A route-by-route analysis has been long overdue. While the system plans to eliminate 124 of 213 weekday routes, it's important to realize, as Port Authority CEO Steve Bland points out, that "not all routes are created equal." Post-Gazette staff writer Joe Grata reported Friday that some buses, on a routine day in November, had only two or six or eight riders, on average, per trip. Even in times of flush revenue, no passenger has a birthright to a publicly funded bus ride with little more than the driver on board.

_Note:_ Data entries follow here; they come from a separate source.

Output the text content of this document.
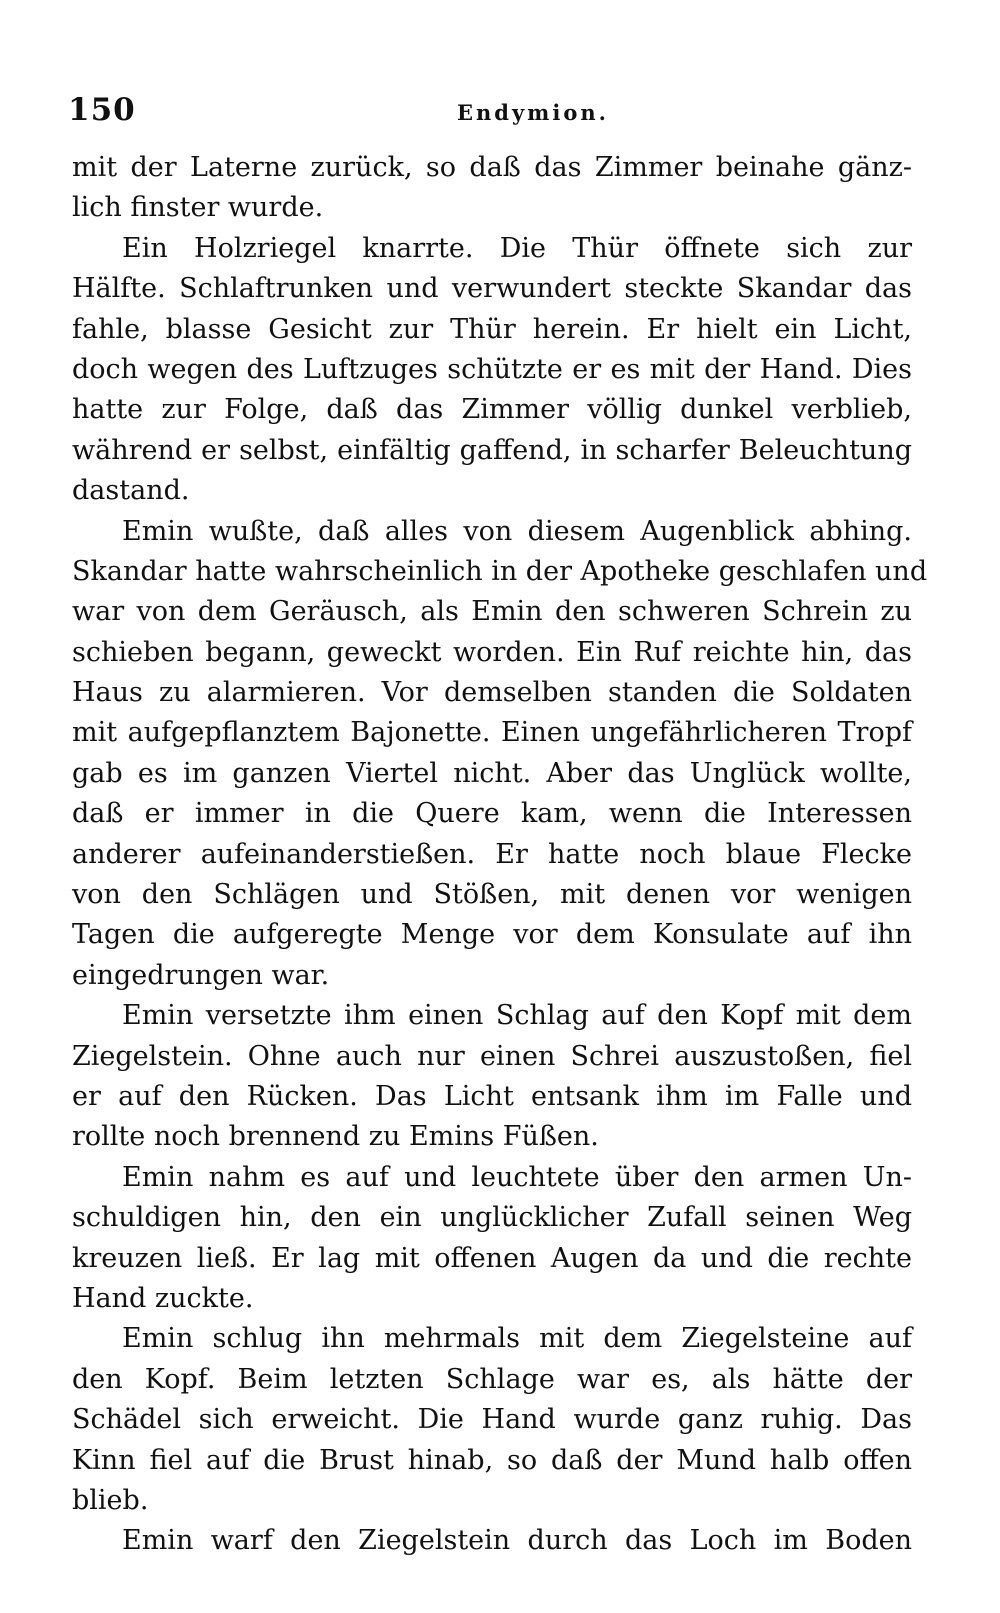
150	Endymion.
mit der Laterne zurück, so daß das Zimmer beinahe gänz-
lich finster wurde.
Ein Holzriegel knarrte. Die Thür öffnete sich zur
Hälfte. Schlaftrunken und verwundert steckte Skandar das
fahle, blasse Gesicht zur Thür herein. Er hielt ein Licht,
doch wegen des Luftzuges schützte er es mit der Hand. Dies
hatte zur Folge, daß das Zimmer völlig dunkel verblieb,
während er selbst, einfältig gaffend, in scharfer Beleuchtung
dastand.
Emin wußte, daß alles von diesem Augenblick abhing.
Skandar hatte wahrscheinlich in der Apotheke geschlafen und
war von dem Geräusch, als Emin den schweren Schrein zu
schieben begann, geweckt worden. Ein Ruf reichte hin, das
Haus zu alarmieren. Vor demselben standen die Soldaten
mit aufgepflanztem Bajonette. Einen ungefährlicheren Tropf
gab es im ganzen Viertel nicht. Aber das Unglück wollte,
daß er immer in die Quere kam, wenn die Interessen
anderer aufeinanderstießen. Er hatte noch blaue Flecke
von den Schlägen und Stößen, mit denen vor wenigen
Tagen die aufgeregte Menge vor dem Konsulate auf ihn
eingedrungen war.
Emin versetzte ihm einen Schlag auf den Kopf mit dem
Ziegelstein. Ohne auch nur einen Schrei auszustoßen, fiel
er auf den Rücken. Das Licht entsank ihm im Falle und
rollte noch brennend zu Emins Füßen.
Emin nahm es auf und leuchtete über den armen Un-
schuldigen hin, den ein unglücklicher Zufall seinen Weg
kreuzen ließ. Er lag mit offenen Augen da und die rechte
Hand zuckte.
Emin schlug ihn mehrmals mit dem Ziegelsteine auf
den Kopf. Beim letzten Schlage war es, als hätte der
Schädel sich erweicht. Die Hand wurde ganz ruhig. Das
Kinn fiel auf die Brust hinab, so daß der Mund halb offen
blieb.
Emin warf den Ziegelstein durch das Loch im Boden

It's also no way to run a transit system.

Changes at the fare box won't be easy to swallow either. The Port Authority said last week that it will either raise the $1.75 base rate to $2 if a flat-fare system is adopted, or to $2.50 if the zone-fare system is retained. Either way, it means digging deeper for less and less.

Despite the higher cost and lower level of service, the authority expects to lose no more than 11 percent of its 240,000 weekday riders. Even that loss -- of passengers trying to get to work, to school, to the doctor, to the store -- will be felt throughout the community. We can only hope that this bitter medicine will also shock the Legislature and Port Authority labor and management into refashioning a system of transit funding and service that's fit for the 21st century.